Dairy farmers were pouring out milk that they couldn’t sell this spring because schools closed down, said Jeffrey Harvey, the public policy director for the Georgia Farm Bureau. Production, consumption and transportation were affected, consumers changed purchasing patterns and prices were depressed for many crops.
Eighty-two percent of Georgia 862 farmers surveyed in May by the University of Georgia and the Georgia Farm Bureau said they expected to lose money because of COVID-19. The farmers who responded estimated an annual loss, on average, of $49,000.
Harvey said he expects the payments will not help farmers make a profit, but will rather keep them afloat. Georgia farmers applying for the new round of aid will have to show proof of harm, such as at least a 5% fall in commodity prices, he said.

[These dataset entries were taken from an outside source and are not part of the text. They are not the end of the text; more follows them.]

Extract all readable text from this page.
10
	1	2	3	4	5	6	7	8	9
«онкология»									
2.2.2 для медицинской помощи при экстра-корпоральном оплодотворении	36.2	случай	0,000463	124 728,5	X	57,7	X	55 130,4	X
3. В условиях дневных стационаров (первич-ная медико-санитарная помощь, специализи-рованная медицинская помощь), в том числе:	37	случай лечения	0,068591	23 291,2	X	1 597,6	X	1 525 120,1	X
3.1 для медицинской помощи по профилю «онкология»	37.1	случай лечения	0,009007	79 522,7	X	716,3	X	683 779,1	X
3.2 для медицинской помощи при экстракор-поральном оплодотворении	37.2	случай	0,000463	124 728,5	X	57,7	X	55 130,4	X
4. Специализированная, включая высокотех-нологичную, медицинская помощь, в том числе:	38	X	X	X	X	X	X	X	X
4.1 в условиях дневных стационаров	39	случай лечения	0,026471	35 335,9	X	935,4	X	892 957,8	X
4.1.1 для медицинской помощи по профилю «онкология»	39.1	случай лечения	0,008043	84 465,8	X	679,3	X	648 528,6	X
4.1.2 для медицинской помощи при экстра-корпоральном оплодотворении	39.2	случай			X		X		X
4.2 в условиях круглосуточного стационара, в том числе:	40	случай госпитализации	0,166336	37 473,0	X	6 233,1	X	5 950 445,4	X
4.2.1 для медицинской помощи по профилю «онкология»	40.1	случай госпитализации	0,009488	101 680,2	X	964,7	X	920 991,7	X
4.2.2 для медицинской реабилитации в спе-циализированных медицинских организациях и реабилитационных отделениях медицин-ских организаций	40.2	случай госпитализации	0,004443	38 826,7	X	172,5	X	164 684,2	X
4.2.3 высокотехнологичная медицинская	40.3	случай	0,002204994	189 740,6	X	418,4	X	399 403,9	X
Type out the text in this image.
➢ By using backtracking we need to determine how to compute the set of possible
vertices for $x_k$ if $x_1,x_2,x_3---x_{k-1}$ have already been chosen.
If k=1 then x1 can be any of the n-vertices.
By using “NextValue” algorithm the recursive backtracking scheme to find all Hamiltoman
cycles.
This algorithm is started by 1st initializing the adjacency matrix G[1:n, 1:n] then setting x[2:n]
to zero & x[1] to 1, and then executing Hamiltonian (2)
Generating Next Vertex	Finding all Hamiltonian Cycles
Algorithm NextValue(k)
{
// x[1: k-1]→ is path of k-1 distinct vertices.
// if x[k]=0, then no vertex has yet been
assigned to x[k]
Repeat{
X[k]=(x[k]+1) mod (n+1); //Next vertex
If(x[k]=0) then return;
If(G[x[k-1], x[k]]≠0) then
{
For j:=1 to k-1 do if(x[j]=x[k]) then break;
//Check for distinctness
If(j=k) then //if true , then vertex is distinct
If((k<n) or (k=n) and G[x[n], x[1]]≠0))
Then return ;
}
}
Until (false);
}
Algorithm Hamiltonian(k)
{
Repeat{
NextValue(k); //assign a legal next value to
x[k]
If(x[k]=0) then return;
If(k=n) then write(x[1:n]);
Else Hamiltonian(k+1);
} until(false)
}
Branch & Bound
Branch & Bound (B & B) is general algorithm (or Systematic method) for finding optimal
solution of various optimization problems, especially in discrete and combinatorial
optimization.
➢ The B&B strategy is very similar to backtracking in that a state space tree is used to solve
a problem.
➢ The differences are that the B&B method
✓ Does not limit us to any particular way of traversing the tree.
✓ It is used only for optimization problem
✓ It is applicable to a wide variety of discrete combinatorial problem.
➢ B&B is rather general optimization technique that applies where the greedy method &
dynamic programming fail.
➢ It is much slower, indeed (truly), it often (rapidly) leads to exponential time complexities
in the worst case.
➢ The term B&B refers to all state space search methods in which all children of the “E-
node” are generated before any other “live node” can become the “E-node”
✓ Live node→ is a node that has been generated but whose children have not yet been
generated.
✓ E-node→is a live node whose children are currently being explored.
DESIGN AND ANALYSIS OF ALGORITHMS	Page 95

The U.S. Government Accountability Office analyzed which states and counties got the highest payouts in 2019. That report, released Monday, showed farmers in a swath of Southern states from Georgia to Texas got the highest individual payments, with Georgia landing at No. 1 with $42,545 per applicant, compared to the average payment of $16,507 nationally. Georgia also led with payments per acre at $119, compared to $57 nationally.
Perdue, the current agriculture secretary and former Georgia governor, attracted criticism and questions from, among others, Sen. Debbie Stabenow, D-Mich., and Sen. Chuck Grassley, R-Iowa, about perceived favoritism of the South and Georgia.
The Department of Agriculture defended the fairness of the payments, saying there was “zero” politics involved in the decisions. It said the areas of the country with the most price-damaged products, such as cotton and sorghum, received the highest payments. Georgia is the second-largest producer of cotton.
Though individual payments in the South were higher, the Midwest received more than 68% of the payments.